を知ることがなかなかできない、というハンデです。

 形の上で考えてみても、取り澄まして鏡に向かった正面の姿だけは見ることができますが、自分の横顔や後ろ姿は容易に見ることはできません。

 まして何かをしている時の動きや表情がどんなふうか、想像もつかないことでしょう。

 仕事をする時に出している自分ならではの習慣や話す時の癖、物事に対する好き嫌いや、短気とか暢気とか、心配性とか楽天的とかいう性格は自分独特のものであるのに、自分では全く気付いていないものがほとんどです。

 自分で思い描いている自分は、まさしく虚像だと言えます。そのため自分の問題点をはっきり把握し、改めていくことを、自分の力だけで行うのは至難の業なのです。



 ところが、周囲の人たちはこの自分の姿を日々そのまま外から見ています。そしてその人なりの評価を下しています。先入観や立場上の違いから、色々な偏りはあるかもしれませんが、少なくとも自分よりも鮮明に、虚像ではなく実像をとらえています。

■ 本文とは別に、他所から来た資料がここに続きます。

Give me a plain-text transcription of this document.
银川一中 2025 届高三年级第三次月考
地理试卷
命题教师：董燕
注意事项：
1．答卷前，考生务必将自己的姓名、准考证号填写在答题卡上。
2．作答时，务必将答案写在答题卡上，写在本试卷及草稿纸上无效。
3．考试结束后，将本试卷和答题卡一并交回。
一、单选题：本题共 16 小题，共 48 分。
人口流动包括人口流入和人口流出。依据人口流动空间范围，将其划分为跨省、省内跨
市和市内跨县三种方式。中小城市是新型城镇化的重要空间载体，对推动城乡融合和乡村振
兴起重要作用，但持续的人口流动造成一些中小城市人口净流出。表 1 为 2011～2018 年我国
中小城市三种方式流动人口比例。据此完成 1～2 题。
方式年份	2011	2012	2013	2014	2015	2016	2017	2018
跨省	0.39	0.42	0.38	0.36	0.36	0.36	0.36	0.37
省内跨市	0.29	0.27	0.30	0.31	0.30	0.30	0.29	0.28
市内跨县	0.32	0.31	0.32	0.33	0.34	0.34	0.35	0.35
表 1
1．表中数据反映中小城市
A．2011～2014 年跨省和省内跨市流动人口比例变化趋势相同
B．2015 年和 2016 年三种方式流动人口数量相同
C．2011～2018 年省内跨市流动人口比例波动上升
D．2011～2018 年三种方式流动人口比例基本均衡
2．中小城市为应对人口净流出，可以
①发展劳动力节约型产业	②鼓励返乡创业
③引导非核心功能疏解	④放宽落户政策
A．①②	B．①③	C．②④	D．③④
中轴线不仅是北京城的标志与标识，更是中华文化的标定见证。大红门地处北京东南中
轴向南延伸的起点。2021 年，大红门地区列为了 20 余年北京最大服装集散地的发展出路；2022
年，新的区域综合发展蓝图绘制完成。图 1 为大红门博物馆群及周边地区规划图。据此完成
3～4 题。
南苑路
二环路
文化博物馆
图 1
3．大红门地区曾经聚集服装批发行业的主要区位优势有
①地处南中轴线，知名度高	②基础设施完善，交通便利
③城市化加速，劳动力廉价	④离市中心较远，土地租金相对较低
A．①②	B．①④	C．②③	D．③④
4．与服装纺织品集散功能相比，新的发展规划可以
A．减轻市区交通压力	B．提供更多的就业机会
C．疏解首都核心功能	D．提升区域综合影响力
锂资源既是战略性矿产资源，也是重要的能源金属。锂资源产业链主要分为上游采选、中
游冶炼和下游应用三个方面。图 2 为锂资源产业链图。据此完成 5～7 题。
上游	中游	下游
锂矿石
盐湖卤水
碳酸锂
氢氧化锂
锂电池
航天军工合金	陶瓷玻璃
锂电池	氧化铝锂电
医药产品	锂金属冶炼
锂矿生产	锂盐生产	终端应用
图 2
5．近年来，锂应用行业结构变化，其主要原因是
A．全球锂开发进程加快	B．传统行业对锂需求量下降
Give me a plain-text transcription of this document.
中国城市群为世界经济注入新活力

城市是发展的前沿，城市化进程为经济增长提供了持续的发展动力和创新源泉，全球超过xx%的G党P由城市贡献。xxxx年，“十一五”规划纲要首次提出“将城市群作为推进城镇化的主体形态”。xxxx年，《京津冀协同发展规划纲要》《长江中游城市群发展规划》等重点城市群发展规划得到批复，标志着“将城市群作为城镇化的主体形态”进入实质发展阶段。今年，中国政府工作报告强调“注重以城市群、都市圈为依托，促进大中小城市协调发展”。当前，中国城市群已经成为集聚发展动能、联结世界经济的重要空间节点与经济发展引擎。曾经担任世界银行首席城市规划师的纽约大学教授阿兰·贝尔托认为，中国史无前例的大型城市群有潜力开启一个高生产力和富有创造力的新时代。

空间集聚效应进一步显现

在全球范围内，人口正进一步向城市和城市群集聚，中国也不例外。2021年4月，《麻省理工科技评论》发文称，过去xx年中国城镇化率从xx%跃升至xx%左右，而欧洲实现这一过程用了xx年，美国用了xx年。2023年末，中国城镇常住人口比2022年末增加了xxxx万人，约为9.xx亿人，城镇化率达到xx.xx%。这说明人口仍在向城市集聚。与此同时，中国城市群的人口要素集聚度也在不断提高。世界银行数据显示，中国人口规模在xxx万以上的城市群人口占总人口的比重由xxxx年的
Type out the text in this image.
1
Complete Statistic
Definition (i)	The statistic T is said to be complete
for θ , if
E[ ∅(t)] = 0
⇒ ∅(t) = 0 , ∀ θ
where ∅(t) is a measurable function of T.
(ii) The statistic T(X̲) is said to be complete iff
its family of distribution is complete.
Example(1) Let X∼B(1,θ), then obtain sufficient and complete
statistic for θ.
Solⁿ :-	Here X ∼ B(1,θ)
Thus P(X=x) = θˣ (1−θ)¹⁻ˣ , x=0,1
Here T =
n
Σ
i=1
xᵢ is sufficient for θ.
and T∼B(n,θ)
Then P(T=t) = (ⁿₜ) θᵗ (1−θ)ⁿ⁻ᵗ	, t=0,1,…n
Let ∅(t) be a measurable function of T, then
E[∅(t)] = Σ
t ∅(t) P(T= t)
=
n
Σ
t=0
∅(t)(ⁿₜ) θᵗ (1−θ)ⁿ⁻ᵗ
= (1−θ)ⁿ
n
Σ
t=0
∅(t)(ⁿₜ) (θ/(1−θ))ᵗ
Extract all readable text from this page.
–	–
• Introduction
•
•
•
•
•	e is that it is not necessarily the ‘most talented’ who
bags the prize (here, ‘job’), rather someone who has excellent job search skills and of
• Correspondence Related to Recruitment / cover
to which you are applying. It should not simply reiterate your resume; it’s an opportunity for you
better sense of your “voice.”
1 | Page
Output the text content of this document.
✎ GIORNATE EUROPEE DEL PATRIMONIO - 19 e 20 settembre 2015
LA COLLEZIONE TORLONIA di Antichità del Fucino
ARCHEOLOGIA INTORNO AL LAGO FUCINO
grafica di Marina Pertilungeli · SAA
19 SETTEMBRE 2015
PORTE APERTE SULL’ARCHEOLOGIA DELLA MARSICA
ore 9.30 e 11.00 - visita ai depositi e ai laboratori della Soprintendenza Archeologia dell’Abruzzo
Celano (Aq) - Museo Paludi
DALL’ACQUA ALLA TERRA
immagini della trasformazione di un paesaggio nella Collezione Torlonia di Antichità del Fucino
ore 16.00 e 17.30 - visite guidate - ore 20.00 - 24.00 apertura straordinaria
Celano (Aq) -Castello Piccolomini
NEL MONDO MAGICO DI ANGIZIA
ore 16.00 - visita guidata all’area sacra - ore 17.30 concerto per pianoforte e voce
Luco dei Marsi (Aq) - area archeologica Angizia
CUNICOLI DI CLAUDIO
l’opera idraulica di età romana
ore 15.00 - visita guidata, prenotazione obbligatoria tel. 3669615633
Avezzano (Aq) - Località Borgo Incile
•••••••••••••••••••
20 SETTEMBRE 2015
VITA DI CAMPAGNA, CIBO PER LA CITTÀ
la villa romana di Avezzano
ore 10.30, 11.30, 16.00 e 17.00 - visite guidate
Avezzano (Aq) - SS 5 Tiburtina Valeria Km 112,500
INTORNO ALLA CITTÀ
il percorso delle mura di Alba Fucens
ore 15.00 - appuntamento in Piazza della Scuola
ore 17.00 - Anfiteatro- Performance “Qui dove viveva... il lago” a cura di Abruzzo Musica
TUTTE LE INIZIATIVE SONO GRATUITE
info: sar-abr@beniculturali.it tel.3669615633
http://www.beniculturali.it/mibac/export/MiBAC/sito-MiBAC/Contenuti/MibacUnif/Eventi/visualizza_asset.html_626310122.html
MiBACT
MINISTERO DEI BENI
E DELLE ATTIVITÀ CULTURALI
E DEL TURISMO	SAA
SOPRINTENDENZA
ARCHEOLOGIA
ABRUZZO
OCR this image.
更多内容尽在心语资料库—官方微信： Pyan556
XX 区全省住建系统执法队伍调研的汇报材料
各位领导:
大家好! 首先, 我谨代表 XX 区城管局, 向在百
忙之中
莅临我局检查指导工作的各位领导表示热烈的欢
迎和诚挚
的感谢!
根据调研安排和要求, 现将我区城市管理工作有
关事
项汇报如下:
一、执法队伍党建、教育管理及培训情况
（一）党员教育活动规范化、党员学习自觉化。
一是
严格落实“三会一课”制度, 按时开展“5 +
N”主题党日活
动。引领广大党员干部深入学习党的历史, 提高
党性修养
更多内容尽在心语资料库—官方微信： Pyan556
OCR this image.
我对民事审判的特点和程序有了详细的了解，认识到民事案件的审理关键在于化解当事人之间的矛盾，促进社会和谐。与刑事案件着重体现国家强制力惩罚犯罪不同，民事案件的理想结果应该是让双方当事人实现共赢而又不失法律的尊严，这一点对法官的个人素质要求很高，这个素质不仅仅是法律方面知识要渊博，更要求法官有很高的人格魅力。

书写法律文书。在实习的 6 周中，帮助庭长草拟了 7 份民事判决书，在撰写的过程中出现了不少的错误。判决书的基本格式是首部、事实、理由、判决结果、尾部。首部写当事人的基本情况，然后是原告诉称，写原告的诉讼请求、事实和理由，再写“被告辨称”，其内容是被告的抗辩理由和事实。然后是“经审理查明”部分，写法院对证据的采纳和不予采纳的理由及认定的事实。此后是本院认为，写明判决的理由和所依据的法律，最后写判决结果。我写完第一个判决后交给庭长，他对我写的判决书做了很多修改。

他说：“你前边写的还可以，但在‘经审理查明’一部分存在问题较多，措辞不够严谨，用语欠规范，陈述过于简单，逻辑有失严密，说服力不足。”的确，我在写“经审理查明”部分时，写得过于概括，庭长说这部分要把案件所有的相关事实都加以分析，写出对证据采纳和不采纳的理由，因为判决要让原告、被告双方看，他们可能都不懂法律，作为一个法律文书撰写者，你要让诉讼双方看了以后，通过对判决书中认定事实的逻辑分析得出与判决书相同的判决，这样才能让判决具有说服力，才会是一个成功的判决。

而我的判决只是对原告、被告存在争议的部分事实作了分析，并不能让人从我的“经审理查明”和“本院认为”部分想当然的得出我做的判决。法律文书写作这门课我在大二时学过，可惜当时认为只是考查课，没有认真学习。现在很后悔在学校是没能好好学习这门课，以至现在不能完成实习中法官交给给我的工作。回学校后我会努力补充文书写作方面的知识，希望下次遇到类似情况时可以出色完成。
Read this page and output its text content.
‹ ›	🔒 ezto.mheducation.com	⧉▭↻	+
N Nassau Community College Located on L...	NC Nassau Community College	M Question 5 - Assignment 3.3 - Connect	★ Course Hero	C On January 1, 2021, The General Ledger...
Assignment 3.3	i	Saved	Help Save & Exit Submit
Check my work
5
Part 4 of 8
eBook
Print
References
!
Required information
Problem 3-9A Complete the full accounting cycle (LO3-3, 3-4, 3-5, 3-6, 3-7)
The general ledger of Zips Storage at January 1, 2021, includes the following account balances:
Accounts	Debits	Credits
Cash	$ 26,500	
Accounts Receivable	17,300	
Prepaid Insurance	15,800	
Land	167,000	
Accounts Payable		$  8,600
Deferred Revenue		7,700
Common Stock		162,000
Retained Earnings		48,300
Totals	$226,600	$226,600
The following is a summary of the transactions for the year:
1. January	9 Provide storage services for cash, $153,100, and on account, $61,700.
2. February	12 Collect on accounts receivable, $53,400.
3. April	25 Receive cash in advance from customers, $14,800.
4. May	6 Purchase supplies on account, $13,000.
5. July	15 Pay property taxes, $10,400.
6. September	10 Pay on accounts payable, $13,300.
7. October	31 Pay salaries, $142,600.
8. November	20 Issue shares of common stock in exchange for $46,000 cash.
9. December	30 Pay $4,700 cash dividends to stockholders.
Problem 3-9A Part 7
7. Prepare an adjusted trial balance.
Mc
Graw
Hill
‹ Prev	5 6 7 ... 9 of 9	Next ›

 成長したいと望むなら、その人たちの評価を聞かない手はありません。特に、問題点をはっきり指摘する厳しい批判を受けたとしたら、それは自分の実像を知る絶好のチャンスなのです。つまらないプライドから虚像にしがみついて、折角の機会を自分から捨てていたのでは成長は望めません。

 批判の言葉をよくよく噛みしめて味わえば、それが真実であると悟れます。そして、自分を厳しく見つめている他人がいることが、いかに有り難いか分かってくるはずです。